[01]6月の主な動き

投稿日: Aug 08, 2015 9:26:29 AM

(1)倒産件数は依然として低水準

6月の倒産件数は860件(前月比14.7%増、前年同月比4.4%減)、負債額は1,270億4,400万円(前月比0.7%減、前年同月比33.9%減)で、倒産件数は2015年に入って2番目に高い水準となった。しかし、2013年8月以来、23か月連続で月次倒産件数が1,000件を割リ続けている。

負債額1千万円以上の倒産は824件(前月比13.8%増、前年同月比4.7%減)、負債額は1,268億6,100万円(前月比0.7%減、前年同月比33.9%減)であった。

(2)小規模企業倒産の前年同月比減少続くも下げ幅は圧縮

小規模企業(商業・サービス業は従業員5人以下、製造業その他は20人以下)の倒産は758件(前月比18.8%増、前年同月比5.7%減)で月次倒産全体に占める割合は88.1%(前月比3.0ポイント上昇、前年同月比1.2ポイント低下)だった。

(3)「販売不振」増加で不況型倒産は構成比上昇

負債額1千万円以上の原因別倒産件数は「販売不振」587件が前月比で18.6%増、前年同月比で0.3%増と増加に転じ、「既往のシワ寄せ」101件(前月比1.0%減、前年同月比15.1%減)と「売掛金回収難」3件(同25.0%減、同横ばい)がいずれも低い水準となったものの、不況型倒産全体で691件(前月比15.0%増、前年同月比2.3%減)と前年同月比でわずかな減少となるにとどまった。これにより月次倒産に占める割合は83.9%(同0.9ポイント上昇、同2.2ポイント上昇)と増加した。

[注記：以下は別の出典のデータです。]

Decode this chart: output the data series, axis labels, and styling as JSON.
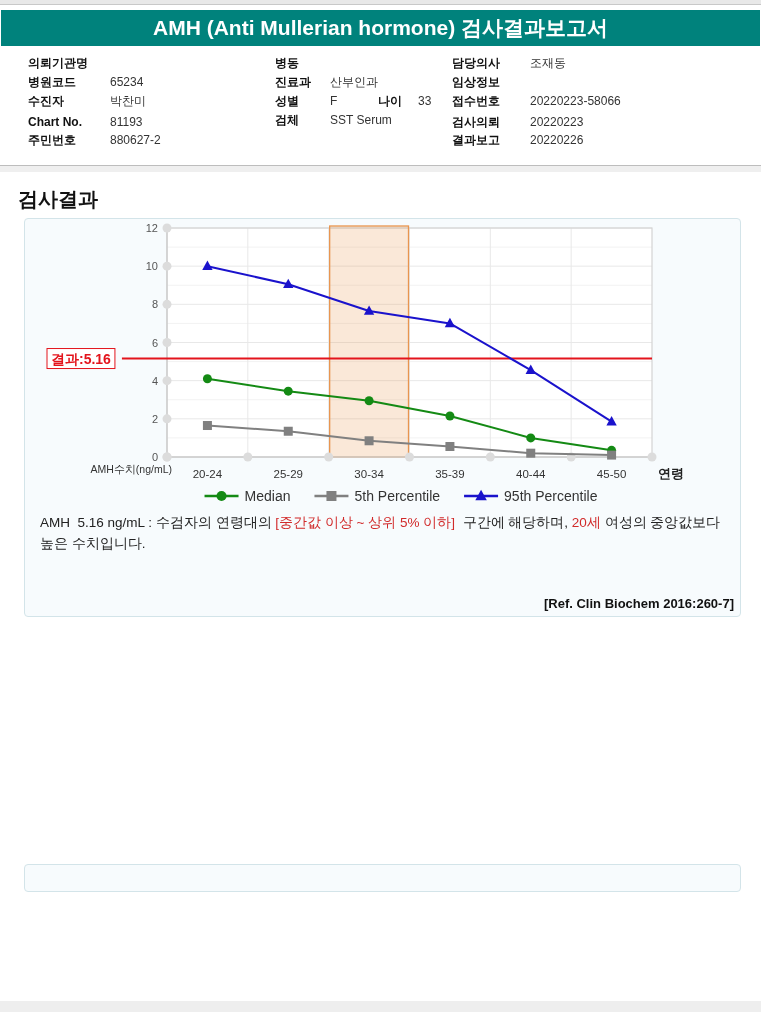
{
  "chart_data": {
    "type": "line",
    "title": "AMH (Anti Mullerian hormone) 검사결과보고서",
    "subtitle": "검사결과",
    "xlabel": "연령",
    "ylabel": "AMH수치(ng/mL)",
    "categories": [
      "20-24",
      "25-29",
      "30-34",
      "35-39",
      "40-44",
      "45-50"
    ],
    "series": [
      {
        "name": "Median",
        "color": "#148a14",
        "marker": "circle",
        "values": [
          4.1,
          3.45,
          2.95,
          2.15,
          1.0,
          0.35
        ]
      },
      {
        "name": "5th Percentile",
        "color": "#808080",
        "marker": "square",
        "values": [
          1.65,
          1.35,
          0.85,
          0.55,
          0.2,
          0.1
        ]
      },
      {
        "name": "95th Percentile",
        "color": "#1a12cc",
        "marker": "triangle",
        "values": [
          10.0,
          9.05,
          7.65,
          7.0,
          4.55,
          1.85
        ]
      }
    ],
    "ylim": [
      0,
      12
    ],
    "yticks": [
      0,
      2,
      4,
      6,
      8,
      10,
      12
    ],
    "grid": true,
    "legend": "bottom",
    "line_style": "solid",
    "ref_lines": [
      {
        "axis": "y",
        "value": 5.16,
        "label": "결과:5.16",
        "color": "#e3141c"
      }
    ],
    "bands": [
      {
        "axis": "x",
        "from": "30-34",
        "to": "30-34",
        "color": "#e8954f"
      }
    ],
    "annotations": [
      "의뢰기관명",
      "병원코드",
      "65234",
      "수진자",
      "박찬미",
      "Chart No.",
      "81193",
      "주민번호",
      "880627-2",
      "병동",
      "진료과",
      "산부인과",
      "성별",
      "F",
      "나이",
      "33",
      "검체",
      "SST Serum",
      "담당의사",
      "조재동",
      "임상정보",
      "접수번호",
      "20220223-58066",
      "검사의뢰",
      "20220223",
      "결과보고",
      "20220226",
      "AMH  5.16 ng/mL : 수검자의 연령대의",
      "[중간값 이상 ~ 상위 5% 이하]",
      " 구간에 해당하며,",
      "20세",
      "여성의 중앙값보다",
      "높은 수치입니다.",
      "[Ref. Clin Biochem 2016:260-7]"
    ]
  }
}
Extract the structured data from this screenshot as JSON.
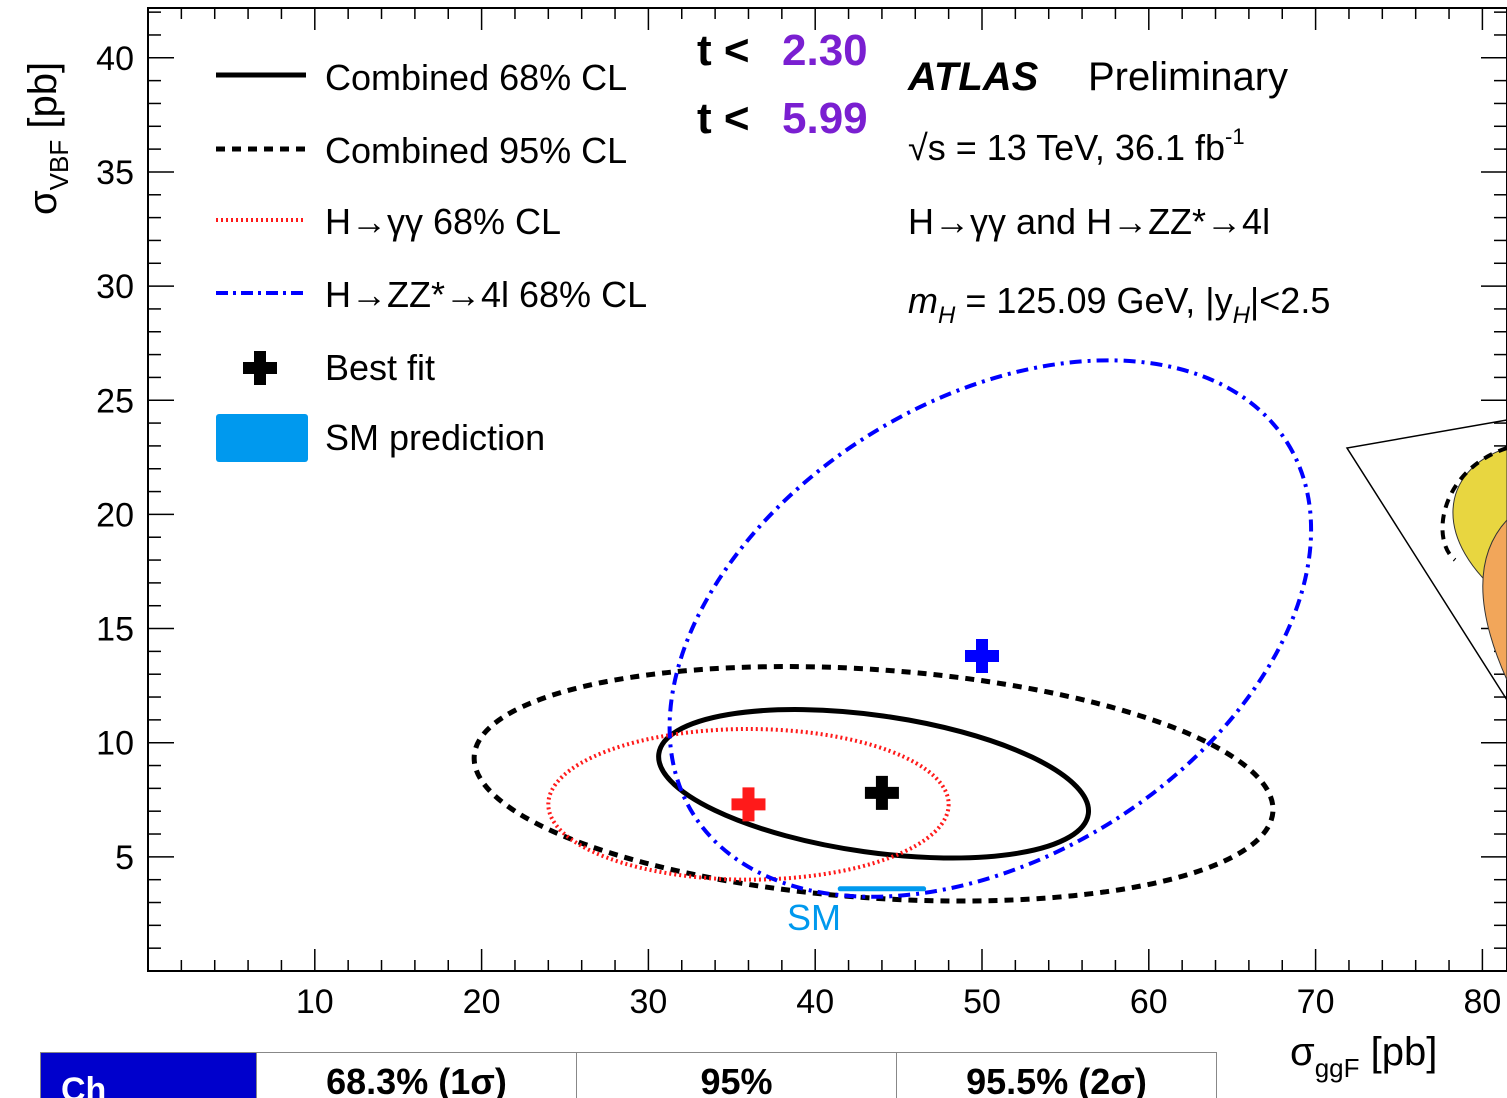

(4)不動産関連業種の倒産増加と「一般貨物自動車運送業」の減少傾向続く

業種別の集計では「製造業」「卸売業」「飲食業」で前年同月を上回った。とりわけ為替水準に左右されやすい業種の動きにには注視したい。

5月に続いて「その他」は前年同月比で減少。とくに「一般貨物自動車運送業」の33→11件(前年同月比66.7%減)という減少が目立つ一方、「不動産代理業・仲介業」では4→10件(同150.0%増)と増加傾向が続いている。